THE GREATER Cape Town Civic Alliance notes Social Development MEC Albert Fritz’s response (“The facts of NGO funding”, Cape Points, February 25).

It is, however, disingenuous to quote spending comparisons with other provinces, while ignoring that the highest social ills in the country fuel 70 percent of the Western Cape’s violent crime.

On the Cape Flats gang violence is increasing unabated, and children are being recruited into gangs, while the province and city stumble from one ineffectual plan to the next.

Under Fritz’s watch children’s homes have been closed without enough replacements being opened, resulting in volunteer community field workers running around unable to find accommodation for abused children living in dangerous environments.

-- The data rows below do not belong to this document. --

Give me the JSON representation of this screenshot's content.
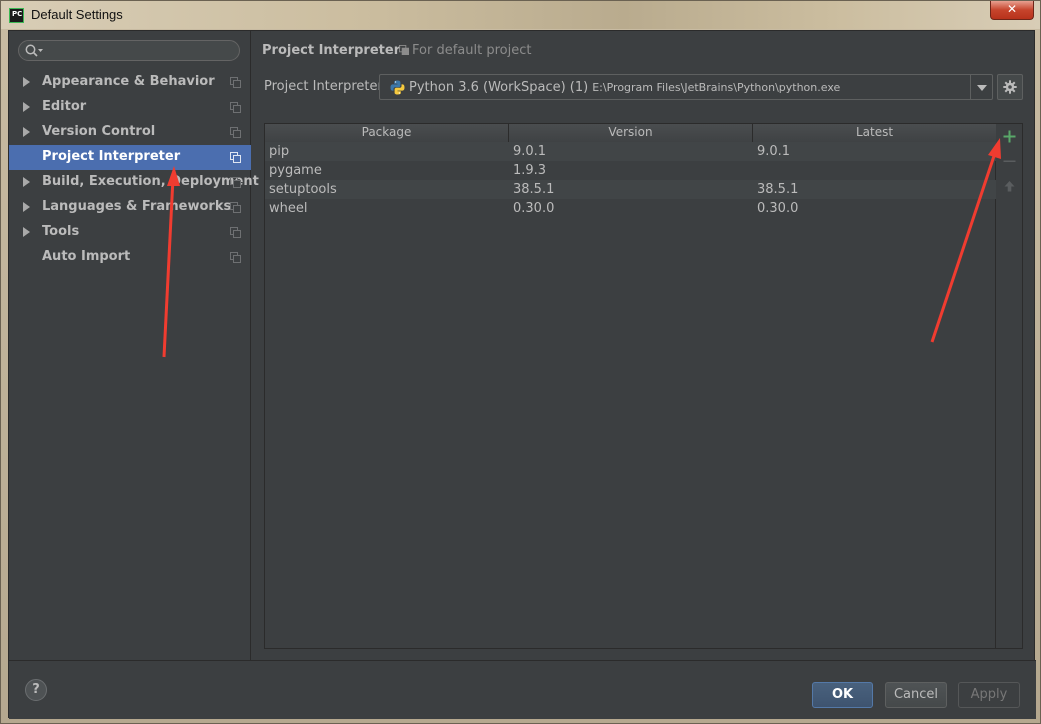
{
  "window": {
    "title": "Default Settings",
    "app_icon_text": "PC",
    "close_glyph": "✕"
  },
  "sidebar": {
    "search": {
      "value": "",
      "placeholder": ""
    },
    "items": [
      {
        "label": "Appearance & Behavior",
        "expandable": true
      },
      {
        "label": "Editor",
        "expandable": true
      },
      {
        "label": "Version Control",
        "expandable": true
      },
      {
        "label": "Project Interpreter",
        "expandable": false,
        "selected": true
      },
      {
        "label": "Build, Execution, Deployment",
        "expandable": true
      },
      {
        "label": "Languages & Frameworks",
        "expandable": true
      },
      {
        "label": "Tools",
        "expandable": true
      },
      {
        "label": "Auto Import",
        "expandable": false
      }
    ]
  },
  "header": {
    "title": "Project Interpreter",
    "note": "For default project"
  },
  "interpreter": {
    "label": "Project Interpreter:",
    "name": "Python 3.6 (WorkSpace) (1)",
    "path": "E:\\Program Files\\JetBrains\\Python\\python.exe"
  },
  "packages": {
    "columns": [
      "Package",
      "Version",
      "Latest"
    ],
    "rows": [
      {
        "package": "pip",
        "version": "9.0.1",
        "latest": "9.0.1"
      },
      {
        "package": "pygame",
        "version": "1.9.3",
        "latest": ""
      },
      {
        "package": "setuptools",
        "version": "38.5.1",
        "latest": "38.5.1"
      },
      {
        "package": "wheel",
        "version": "0.30.0",
        "latest": "0.30.0"
      }
    ]
  },
  "footer": {
    "help_label": "?",
    "ok_label": "OK",
    "cancel_label": "Cancel",
    "apply_label": "Apply"
  },
  "colors": {
    "background": "#3c3f41",
    "selection": "#4b6eaf",
    "add_icon": "#59a869",
    "annotation_arrow": "#f03c30"
  },
  "icons": {
    "search": "search-icon",
    "copy": "copy-icon",
    "python": "python-icon",
    "gear": "gear-icon",
    "add": "plus-icon",
    "remove": "minus-icon",
    "upgrade": "arrow-up-icon"
  }
}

Fritz’s facts don’t explain reports of rape, torture and mutilation of children under his watch. Early-warning programmes are nonexistent on the Cape Flats, as suggested by the rape and setting on fire of the nine-year-old girl in Delft, while little in the way of life-skill programmes are being provided in Anene Booysen’s home town.

Fritz’s facts stand in contrast to the comment by principal Ruchida O’Shea of Tafelsig High School in Mitchells Plain (“Call for schools to help sexual violence victims” Cape Argus, February 25) that Tafelsig has the highest number of teenage pregnancies, rape and gang violence, with little support in dealing with the sexually abused.

Sonke Gender Justice Network head Dean Peacock complained that children needed psycho-social support because of the violence they experienced.

A lack of social workers and psychologists based in schools and communities to identify problem households and abuses denies children protection.

With only “one psychologist for over 50 schools in Mitchells Plain, while some model C schools had one per school” is inexcusable.

Fritz needs to listen to social workers and psychologists with years of experience at the grassroot level, instead of having his colleagues in the city and province sideline them, as has happened in Hanover Park.

That a large percentage of his budget is allocated to NGOs is cold comfort to victims of crime, especially when NGOs “doing government’s job” complain of underfunding. For this purpose he must pool the resources (including extra funds) of the provincial education and community safety departments, to deal with social ills in a proactive manner, and demand that the Liquor Board be placed under his direct oversight, while supporting the ban on alcohol advertising.

Premier Helen Zille can’t simply finger police for high 2012 crime rates in the province when most of the crime is fuelled by social ills, which her government has direct oversight over, while the city’s social development department is dysfunctional.

Fritz, Zille and their colleagues are losing the fight against social ills that fuel most of our violent crime.

We demand results, and fewer excuses paraded as facts.